Der Legende nach war es der englische Fabrikbesitzer Thomas Rawlinson, der 1725 den bis heute legendären Kilt erfand. Obgleich das in Schottland nur den Männern vorbehaltene Kleidungsstück schon wesentlich früher zum Einsatz kam. Nur halt etwas länger und anders gewickelt. Was jedoch erhalten blieb, war sein typisches Karomuster. Genau darauf wollte man am Sonntagnachmittag auch in Malitschkendorf nicht verzichten. Traditionell gekleidet, marschierte hier eine Gruppe deutscher Freizeit-Schotten in die Arena ein, um auf vier Stationen verteilt im Wettstreit den besten Kämpfer zu ermitteln. Genauer gesagt das beste Team. Denn nicht auf den Einzelnen kam es ihnen an, sondern auf die Mannschaftsleistung.
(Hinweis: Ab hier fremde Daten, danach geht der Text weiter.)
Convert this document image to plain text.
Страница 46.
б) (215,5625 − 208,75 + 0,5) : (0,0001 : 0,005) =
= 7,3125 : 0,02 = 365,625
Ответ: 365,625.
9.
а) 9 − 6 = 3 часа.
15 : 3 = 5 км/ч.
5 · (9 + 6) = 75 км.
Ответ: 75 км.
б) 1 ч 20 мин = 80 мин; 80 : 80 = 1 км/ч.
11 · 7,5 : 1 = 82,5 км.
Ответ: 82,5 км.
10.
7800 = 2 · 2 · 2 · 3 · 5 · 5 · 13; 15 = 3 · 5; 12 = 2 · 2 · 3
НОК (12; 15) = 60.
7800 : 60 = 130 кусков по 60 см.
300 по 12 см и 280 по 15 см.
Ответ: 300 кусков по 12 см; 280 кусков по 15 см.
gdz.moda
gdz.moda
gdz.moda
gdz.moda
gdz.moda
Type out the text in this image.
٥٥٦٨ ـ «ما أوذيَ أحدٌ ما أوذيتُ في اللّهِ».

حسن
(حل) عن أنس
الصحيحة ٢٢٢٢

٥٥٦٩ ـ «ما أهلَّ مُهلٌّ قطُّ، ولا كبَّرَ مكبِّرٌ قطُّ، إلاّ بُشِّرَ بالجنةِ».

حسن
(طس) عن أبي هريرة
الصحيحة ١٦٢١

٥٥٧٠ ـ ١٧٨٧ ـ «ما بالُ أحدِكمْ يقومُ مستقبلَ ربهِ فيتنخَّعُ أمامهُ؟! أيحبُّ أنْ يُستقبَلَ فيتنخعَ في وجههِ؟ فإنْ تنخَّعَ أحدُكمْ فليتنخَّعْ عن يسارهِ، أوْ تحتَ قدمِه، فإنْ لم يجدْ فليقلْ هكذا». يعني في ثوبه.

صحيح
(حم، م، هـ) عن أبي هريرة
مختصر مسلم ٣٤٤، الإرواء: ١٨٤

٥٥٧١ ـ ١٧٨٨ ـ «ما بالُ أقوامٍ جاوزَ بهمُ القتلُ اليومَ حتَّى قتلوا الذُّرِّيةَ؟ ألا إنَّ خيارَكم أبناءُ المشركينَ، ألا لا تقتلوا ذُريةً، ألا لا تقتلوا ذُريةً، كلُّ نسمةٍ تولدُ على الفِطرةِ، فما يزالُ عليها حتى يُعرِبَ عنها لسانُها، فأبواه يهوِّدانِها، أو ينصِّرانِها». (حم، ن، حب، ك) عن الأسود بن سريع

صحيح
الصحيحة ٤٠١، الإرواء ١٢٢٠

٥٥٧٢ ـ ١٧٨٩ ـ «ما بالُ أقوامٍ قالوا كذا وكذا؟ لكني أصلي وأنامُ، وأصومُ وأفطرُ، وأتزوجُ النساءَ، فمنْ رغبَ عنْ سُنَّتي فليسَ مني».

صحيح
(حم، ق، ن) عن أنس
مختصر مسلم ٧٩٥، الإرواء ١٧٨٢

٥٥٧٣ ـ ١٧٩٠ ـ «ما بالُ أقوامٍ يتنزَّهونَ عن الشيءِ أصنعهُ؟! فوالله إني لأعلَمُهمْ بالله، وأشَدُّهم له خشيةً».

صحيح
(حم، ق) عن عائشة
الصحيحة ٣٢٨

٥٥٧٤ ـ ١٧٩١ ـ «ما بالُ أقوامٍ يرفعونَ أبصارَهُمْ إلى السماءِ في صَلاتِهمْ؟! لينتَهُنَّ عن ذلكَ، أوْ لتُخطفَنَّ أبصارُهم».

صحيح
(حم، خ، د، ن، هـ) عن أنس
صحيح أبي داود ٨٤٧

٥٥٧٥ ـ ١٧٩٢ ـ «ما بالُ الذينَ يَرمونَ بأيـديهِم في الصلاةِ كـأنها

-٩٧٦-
Die dabei zu bewältigenden Aufgaben verlangten von allen Teilnehmern Geschicklichkeit und manchmal auch Mut. Etwa an der letzten zu meisternden Hürde, der Whisky-Station. Zehn Mal galt es sich dort um die eigene Achse zu drehen, um anschließend mit Schwung die Richtung zu einem wenige Meter entfernten Glas, gefüllt mit echt schottischem Whisky zu finden. Warum gerade die Männer dabei weniger Probleme hatten als Frauen, blieb bis zum Schluss ein Rätsel. Geschafft haben es aber schließlich alle, das kostbare Nass in die trockene Kehle zu spülen. Mehr Teamwork war hingegen beim Stangenlauf gefragt, als es darum ging, ein fast vier Meter langes Rundholz möglichst schnell durch einen engen Stangenparcours zu bewegen. Punkte konnte dabei nur sammeln, wer sich mit klaren Kommandos möglichst präzise vorwärts bewegte. Hingegen waren beim Heusackwerfen und Armbrustschießen wieder Individualisten mit s icheren Auge und starken Oberarmen gefragt.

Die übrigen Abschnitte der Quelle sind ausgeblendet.